# Just when I thought it was safe..........



## CraftyDiva (Aug 26, 2003)

.............. to go surfing the web. Now I have to hit all the thrift stores for spoons and start making bracelets. LOL














And not to be wasteful, I'll try hammering the bowls of the spoons flat to make pendants as well.
.


----------



## mammabooh (Sep 1, 2004)

My friend and I were vendors at HollandFest in Wisconsin in July. There was a lady there that made jewelry out of silverware and it was very cool. She was selling it like crazy. She somehow heated the forks so they had sort of a melted stretched look to them. Several of them (just the main part of the fork...not the stem) on a necklace with some other stretched-looking silver really looked neat. I wish I would have taken her card, but I was too busy selling stuff in my own booth! I only got to see what other ladies had bought and wore over to our booth. From what I could see, there were crowds around her booth all day long.


----------



## CraftyDiva (Aug 26, 2003)

I've seen silverware jewelry before, but not with the gemstone in them like the pic I posted. I've seen fork bracelets like this..........................

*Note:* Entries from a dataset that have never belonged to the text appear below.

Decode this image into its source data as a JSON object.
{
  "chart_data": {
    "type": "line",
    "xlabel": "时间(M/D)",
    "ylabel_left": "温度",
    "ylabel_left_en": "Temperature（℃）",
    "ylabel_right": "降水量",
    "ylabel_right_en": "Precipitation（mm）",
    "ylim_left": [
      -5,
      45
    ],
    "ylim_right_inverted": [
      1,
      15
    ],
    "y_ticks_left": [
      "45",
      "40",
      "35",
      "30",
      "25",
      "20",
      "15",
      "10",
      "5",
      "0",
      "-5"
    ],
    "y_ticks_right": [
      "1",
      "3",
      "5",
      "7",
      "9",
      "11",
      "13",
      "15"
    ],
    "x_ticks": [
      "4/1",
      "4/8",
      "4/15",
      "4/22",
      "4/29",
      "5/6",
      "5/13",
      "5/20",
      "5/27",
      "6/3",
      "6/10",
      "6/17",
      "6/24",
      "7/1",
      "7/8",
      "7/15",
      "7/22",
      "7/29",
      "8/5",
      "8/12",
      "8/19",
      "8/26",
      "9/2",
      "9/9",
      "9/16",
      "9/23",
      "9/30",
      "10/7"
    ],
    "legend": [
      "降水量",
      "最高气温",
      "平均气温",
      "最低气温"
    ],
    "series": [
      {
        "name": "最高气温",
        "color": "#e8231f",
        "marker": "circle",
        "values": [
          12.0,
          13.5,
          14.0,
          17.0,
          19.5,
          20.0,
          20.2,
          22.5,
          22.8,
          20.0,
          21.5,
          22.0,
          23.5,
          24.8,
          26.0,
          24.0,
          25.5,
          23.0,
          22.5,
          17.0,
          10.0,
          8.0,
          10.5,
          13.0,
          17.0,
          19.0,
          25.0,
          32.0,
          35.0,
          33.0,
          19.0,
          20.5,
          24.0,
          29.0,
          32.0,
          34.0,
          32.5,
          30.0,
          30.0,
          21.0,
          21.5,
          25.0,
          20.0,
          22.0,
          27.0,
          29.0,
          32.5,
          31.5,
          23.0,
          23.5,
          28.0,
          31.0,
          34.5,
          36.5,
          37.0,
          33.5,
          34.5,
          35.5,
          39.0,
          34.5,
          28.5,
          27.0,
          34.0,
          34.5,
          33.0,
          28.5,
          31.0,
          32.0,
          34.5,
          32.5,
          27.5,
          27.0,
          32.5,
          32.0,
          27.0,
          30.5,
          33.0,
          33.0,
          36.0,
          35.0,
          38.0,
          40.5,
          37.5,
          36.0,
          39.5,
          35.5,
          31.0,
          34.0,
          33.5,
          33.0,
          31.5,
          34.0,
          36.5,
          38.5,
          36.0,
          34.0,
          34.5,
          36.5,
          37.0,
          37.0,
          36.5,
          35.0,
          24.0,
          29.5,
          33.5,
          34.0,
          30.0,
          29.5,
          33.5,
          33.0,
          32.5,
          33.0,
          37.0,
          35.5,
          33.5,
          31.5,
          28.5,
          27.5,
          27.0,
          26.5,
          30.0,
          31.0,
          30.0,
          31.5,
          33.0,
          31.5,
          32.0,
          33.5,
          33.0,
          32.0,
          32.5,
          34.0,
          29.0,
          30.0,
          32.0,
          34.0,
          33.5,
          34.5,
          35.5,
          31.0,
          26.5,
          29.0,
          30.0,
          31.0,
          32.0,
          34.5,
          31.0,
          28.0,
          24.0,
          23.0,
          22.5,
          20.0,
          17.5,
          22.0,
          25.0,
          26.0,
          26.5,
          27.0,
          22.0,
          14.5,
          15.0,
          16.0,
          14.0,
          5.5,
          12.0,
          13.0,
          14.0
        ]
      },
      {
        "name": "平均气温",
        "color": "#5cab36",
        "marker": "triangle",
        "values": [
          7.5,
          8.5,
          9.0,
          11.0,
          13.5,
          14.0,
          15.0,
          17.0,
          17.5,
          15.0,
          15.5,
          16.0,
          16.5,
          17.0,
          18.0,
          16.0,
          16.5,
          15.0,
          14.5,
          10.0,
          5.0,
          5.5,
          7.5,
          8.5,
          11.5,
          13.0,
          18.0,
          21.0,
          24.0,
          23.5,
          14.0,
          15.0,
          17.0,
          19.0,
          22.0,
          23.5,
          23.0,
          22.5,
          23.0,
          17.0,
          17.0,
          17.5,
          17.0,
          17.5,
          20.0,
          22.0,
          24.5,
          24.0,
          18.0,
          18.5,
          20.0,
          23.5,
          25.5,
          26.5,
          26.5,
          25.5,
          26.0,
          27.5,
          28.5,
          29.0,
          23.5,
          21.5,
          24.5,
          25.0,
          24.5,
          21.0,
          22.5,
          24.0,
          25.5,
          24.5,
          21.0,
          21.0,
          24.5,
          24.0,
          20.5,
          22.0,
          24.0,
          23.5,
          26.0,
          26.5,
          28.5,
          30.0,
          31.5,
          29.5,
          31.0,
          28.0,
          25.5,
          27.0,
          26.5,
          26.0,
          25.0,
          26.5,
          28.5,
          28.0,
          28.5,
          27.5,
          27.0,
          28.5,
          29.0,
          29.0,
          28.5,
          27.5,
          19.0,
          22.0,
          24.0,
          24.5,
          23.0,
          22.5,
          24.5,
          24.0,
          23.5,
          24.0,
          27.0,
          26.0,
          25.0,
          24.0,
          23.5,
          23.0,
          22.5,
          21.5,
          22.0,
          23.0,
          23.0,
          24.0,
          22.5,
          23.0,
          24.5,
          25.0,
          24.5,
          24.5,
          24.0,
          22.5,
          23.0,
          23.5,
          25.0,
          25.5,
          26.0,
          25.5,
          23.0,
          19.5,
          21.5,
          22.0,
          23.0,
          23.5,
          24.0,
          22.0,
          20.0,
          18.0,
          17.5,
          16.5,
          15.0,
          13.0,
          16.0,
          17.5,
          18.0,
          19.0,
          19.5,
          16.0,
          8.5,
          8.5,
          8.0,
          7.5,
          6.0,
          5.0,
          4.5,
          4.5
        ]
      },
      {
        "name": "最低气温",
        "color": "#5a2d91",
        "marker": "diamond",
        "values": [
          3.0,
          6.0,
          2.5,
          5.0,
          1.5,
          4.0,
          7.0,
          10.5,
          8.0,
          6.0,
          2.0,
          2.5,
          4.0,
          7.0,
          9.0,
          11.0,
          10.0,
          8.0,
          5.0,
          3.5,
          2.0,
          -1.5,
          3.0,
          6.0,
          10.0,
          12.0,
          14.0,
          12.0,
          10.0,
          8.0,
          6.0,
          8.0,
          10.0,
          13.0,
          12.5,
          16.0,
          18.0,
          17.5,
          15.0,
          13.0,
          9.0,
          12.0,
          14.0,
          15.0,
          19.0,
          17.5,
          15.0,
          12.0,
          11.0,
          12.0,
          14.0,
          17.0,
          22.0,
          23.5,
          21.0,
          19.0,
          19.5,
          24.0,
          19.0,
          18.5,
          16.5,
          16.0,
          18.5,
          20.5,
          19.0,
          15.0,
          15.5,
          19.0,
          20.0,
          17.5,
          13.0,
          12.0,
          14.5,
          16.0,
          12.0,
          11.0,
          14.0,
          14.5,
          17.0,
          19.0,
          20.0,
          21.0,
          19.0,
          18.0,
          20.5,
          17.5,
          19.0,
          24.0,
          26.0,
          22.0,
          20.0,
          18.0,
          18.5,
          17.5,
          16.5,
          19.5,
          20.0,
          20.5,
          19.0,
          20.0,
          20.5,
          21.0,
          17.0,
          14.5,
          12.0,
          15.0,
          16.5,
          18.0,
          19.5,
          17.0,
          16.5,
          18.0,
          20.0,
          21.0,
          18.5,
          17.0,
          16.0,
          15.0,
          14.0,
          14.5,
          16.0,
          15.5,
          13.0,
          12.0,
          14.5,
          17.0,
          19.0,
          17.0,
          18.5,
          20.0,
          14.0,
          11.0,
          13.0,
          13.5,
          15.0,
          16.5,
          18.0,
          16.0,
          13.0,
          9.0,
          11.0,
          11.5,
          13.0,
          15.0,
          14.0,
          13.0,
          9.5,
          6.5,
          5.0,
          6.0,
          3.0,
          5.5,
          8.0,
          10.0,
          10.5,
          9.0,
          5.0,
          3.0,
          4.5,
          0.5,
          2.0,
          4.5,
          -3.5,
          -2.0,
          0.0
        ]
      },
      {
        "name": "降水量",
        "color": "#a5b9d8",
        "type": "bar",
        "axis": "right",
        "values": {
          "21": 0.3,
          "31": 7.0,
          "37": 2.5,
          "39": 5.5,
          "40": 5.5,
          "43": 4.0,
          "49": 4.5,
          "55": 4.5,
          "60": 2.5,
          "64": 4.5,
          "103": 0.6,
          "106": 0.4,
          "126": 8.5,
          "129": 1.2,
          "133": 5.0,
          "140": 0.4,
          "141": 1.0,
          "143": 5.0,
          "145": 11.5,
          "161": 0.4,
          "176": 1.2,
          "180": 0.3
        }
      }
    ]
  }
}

This might be the people you saw at the fair. They're a homestead couple from IL..............................

http://thenewhomestead.com/index.html



.


----------



## mammabooh (Sep 1, 2004)

Yep...it sure looks like her!

edited to add...I sent them an e-mail. I'll let you know if I hear back from them.


----------



## smwon (Aug 16, 2006)

Wow! Those are pretty cool!


----------



## PETSNEGGS (Oct 7, 2005)

so beautiful. how do you stretch the metal like that? do you have to use only sterling silver? Oh is that a spring in the back of the one to get it on and off with? Sorry to be filled with all kinds of questions but, you have got my curiousity UP big time! they are all so pretty.


----------



## CraftyDiva (Aug 26, 2003)

PETSNEGGS said:


> so beautiful. how do you stretch the metal like that? do you have to use only sterling silver? Oh is that a spring in the back of the one to get it on and off with? Sorry to be filled with all kinds of questions but, you have got my curiousity UP big time! they are all so pretty.


Yes the fork bracelet has a spring back to get on and off, how that's done I have no idea. You might do a google search and find something online for "how to". The thines of the fork are hammered flat and then worked (bent) to design. If you plan on trying this you don't have to invest in a "chasing hammer" (silversmith's tool), a regular flat head hammer will do. You'll need to cover the head with something (leather is often used) so as not to scratch/dent/damage whatever your working on.

I don't think your silverware has to be sterling to make these. But, it's easier to work with then stainless steel, plus has a higher selling price. With stainless steel you may have to apply heat (a torch) to make it bendable.

If your really serious about getting in to doing this, check your local library for books on silversmithing. If your in an area that has a college, you could check to see if they offer classes in silversmithing (Art Dept) as well. Also, if you have a bead store around,check with them, they often have silversmithing classes given at the store.

The spoon braceletes are much easier, all you need is a hammer and something round ( I use an old rolling pin) to form the curve with. Drill holes for your jumprings and your good to go.  

Hope that helps some with your questions.


.


----------



## PETSNEGGS (Oct 7, 2005)

thank you, you helped tons... they just really are beautiful. Would you post some pics of yours when you have time? I would love to admire them.... seems like a lot of hard work but, what a charished piece to have once done.


----------



## Pigeon Lady (Apr 4, 2004)

I'm not much into jewelry but these things are beautiful!

Thanks for posting.

Pauline


----------